Email addresses are notoriously difficult to collect because they may contain a virtually limitless series of letters, numbers, and punctuation (dash, dot, etc.). For this reason, speech is the only option for collecting email address. Many solutions involve agent-assisted collection, where an agent is listening and transcribing behind the scenes, in a sort of simulated automated speech recognition. Typically, email addresses are collected in two steps, which reflect their structure, as follows: Step 1) Collect the username, i.e., the part that precedes @ (the “at” sign). This is often a combination of the user's name and/or punctuation, but may be nearly any combination of alphanumeric characters. Step 2) Collect the domain name, i.e., the part that follows the @ character.

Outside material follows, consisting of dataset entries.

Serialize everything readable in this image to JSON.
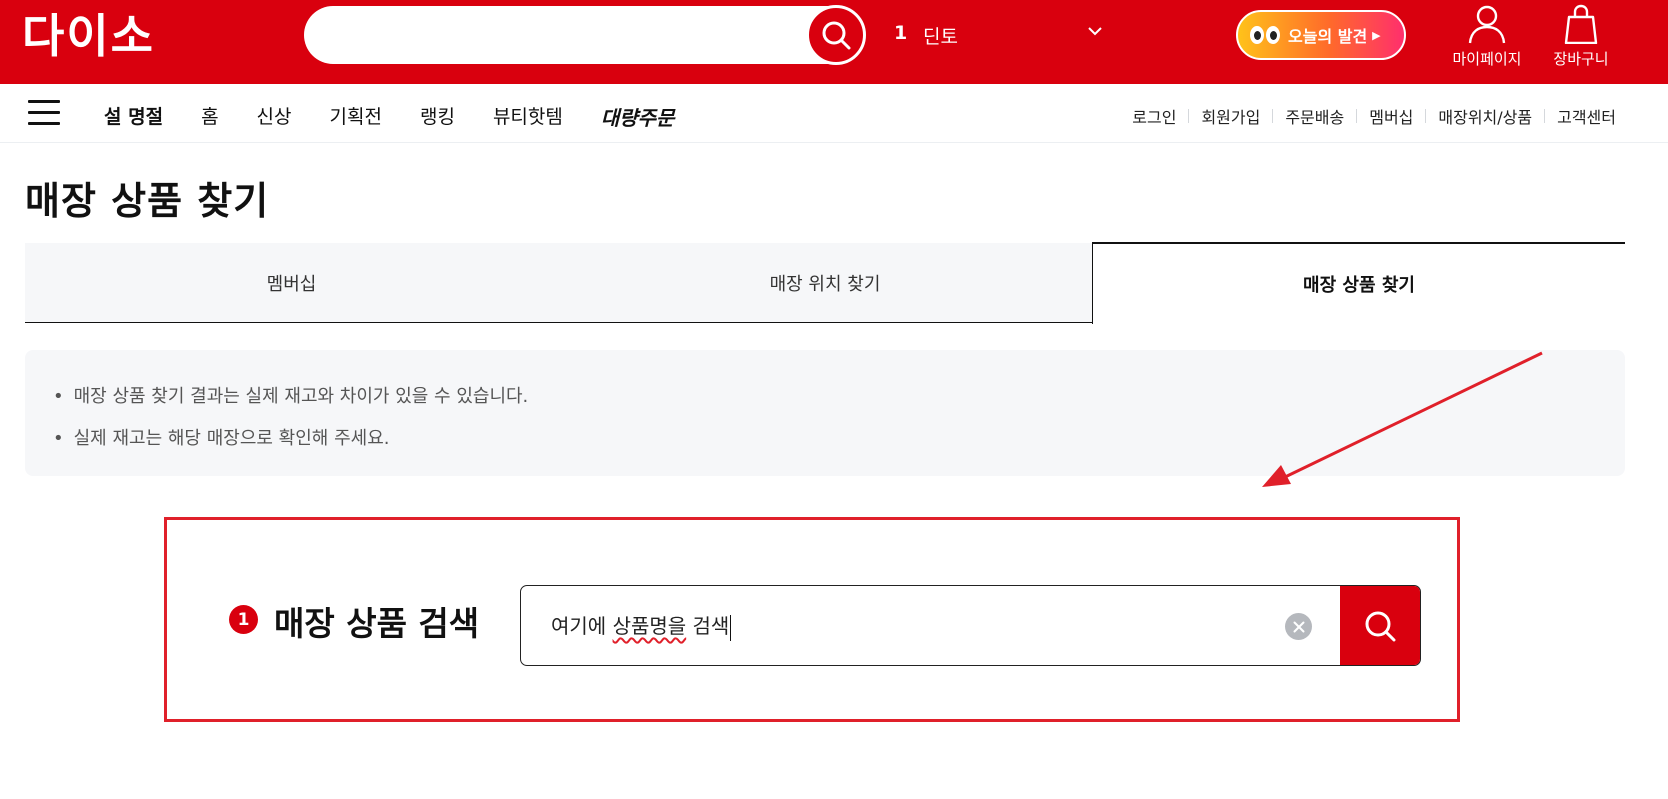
{
  "brand": {
    "logo_text": "다이소",
    "accent_color": "#d9000e"
  },
  "header": {
    "search_placeholder": "",
    "trending": {
      "rank": "1",
      "term": "딘토"
    },
    "discover_label": "오늘의 발견",
    "mypage_label": "마이페이지",
    "cart_label": "장바구니"
  },
  "nav": {
    "items": [
      "설 명절",
      "홈",
      "신상",
      "기획전",
      "랭킹",
      "뷰티핫템",
      "대량주문"
    ],
    "util_links": [
      "로그인",
      "회원가입",
      "주문배송",
      "멤버십",
      "매장위치/상품",
      "고객센터"
    ]
  },
  "page": {
    "title": "매장 상품 찾기",
    "tabs": [
      {
        "label": "멤버십",
        "active": false
      },
      {
        "label": "매장 위치 찾기",
        "active": false
      },
      {
        "label": "매장 상품 찾기",
        "active": true
      }
    ],
    "notices": [
      "매장 상품 찾기 결과는 실제 재고와 차이가 있을 수 있습니다.",
      "실제 재고는 해당 매장으로 확인해 주세요."
    ],
    "search": {
      "step": "1",
      "heading": "매장 상품 검색",
      "value_prefix": "여기에 ",
      "value_marked": "상품명을",
      "value_suffix": " 검색"
    }
  },
  "annotation": {
    "color": "#e0202a"
  }
}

The username capture is especially complex, as it involves an unconstrained string of alphanumeric characters. People may pronounce part of it as a word followed by the name of the keyboard characters (e.g., “Jane underscore oh five one”) or spell them (e.g., “J-A-N-E underscore oh five one”) or spell them using some version of the radio alphabet (e.g., “J as in Juliet…” or “J as in John…”). This is obviously a very difficult context to be able to predict with an accurate speech grammar, and recognition is likely to be inaccurate. (See related sections on Voice Spelling and Alphanumeric Input.) While domain names are simpler in that they are much more predictable, recognizing them can be complex because new domains are continually added. If you are designing an email collection, you will need to update your grammar containing the list of pre-existing domains with new domain names as they are created. The more that is known about the email address via backend data, the easier the collection will be. For example, if your email collection is working from a limited set or known list of users, such as a corporate directory, recognition is likely to be improved, because the recognition task will cover a limited set of usernames/domains, so you can create specific grammars based on a data feed. Note that callers may still need help knowing whether they can or cannot use a radio alphabet. Examples within the initial prompt are helpful here, for instance “First I need the user name, which is the part of your email address which comes before the 'at' sign. Spell just the user name, like this: J A N E 1 9 7 5.”

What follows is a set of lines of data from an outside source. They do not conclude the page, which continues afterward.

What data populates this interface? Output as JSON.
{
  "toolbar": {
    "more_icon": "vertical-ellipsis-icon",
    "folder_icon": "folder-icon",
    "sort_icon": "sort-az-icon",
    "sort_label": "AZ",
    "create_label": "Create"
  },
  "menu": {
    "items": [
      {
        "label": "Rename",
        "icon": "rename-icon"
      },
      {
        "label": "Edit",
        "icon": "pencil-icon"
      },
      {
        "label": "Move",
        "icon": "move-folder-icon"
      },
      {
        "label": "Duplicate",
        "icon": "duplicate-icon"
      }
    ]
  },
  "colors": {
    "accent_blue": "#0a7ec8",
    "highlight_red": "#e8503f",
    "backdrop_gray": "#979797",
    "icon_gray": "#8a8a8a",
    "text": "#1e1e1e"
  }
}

Note that grammars can be constructed such that the caller may say the username and domain in one turn, but this is a much more challenging recognition context and is not recommended for most email capture using automated speech recognition. Grammars can be formulated to allow the caller to say and spell their username, but again, this increases the complexity of the grammar. Regardless of the approach taken, the application will need to provide clear instructions so that callers understand how to provide their username and domain.

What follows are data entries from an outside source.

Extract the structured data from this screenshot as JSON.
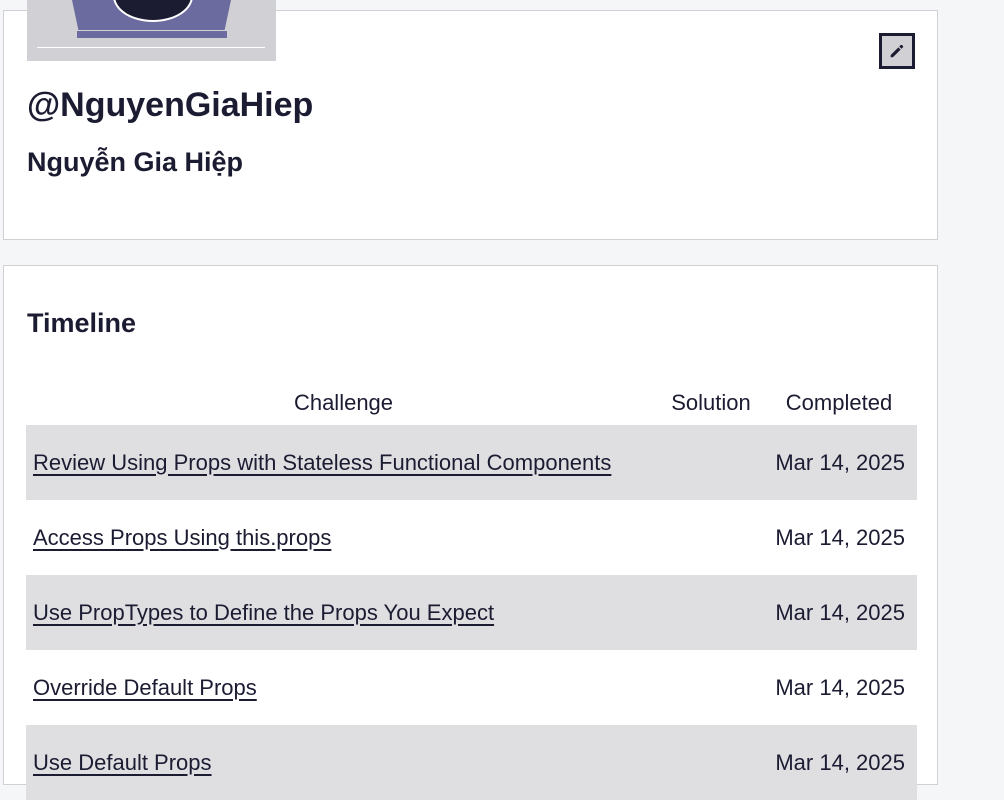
{
  "profile": {
    "username": "@NguyenGiaHiep",
    "full_name": "Nguyễn Gia Hiệp",
    "edit_icon": "pencil-icon"
  },
  "timeline": {
    "title": "Timeline",
    "columns": [
      "Challenge",
      "Solution",
      "Completed"
    ],
    "rows": [
      {
        "challenge": "Review Using Props with Stateless Functional Components",
        "solution": "",
        "completed": "Mar 14, 2025"
      },
      {
        "challenge": "Access Props Using this.props",
        "solution": "",
        "completed": "Mar 14, 2025"
      },
      {
        "challenge": "Use PropTypes to Define the Props You Expect",
        "solution": "",
        "completed": "Mar 14, 2025"
      },
      {
        "challenge": "Override Default Props",
        "solution": "",
        "completed": "Mar 14, 2025"
      },
      {
        "challenge": "Use Default Props",
        "solution": "",
        "completed": "Mar 14, 2025"
      }
    ]
  },
  "colors": {
    "text": "#1b1b32",
    "row_alt": "#dfdfe2",
    "page_bg": "#f5f6f7",
    "avatar_accent": "#6c6ba0"
  }
}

When confirming email, it is recommended that common domain names be pre-recorded in advance. Often, text-to-speech is used for domains for which recordings do not exist. Be careful when confirming the username portion of the email address to model the behavior expected of the caller. For example, if your grammar does not recognize the radio alphabet, do not use it when confirming back the username. Also, this is a confirmation context where callers are very likely to attempt one-step correction (e.g., “no, it's five NINE five”). To limit the possibility of responses containing one-step correction, giving explicit instructions to say “yes” or “no” at the end of the confirmation is recommended (e.g., “Did you say “J-A-N-E”? Yes or no?”). Because of the infinite number of email addresses, a grammar designed to recognize an email address is large and complex. The size and complexity of these grammars reduce the performance of the recognizer, which, in turn, may compromise the caller experience. When creating an email collection flow, the designer should include confirmation and consider providing sophisticated back-off strategies.

As of 2015, the newest version of the Nuance email module uses caller responses to self-tune and improve its email grammar.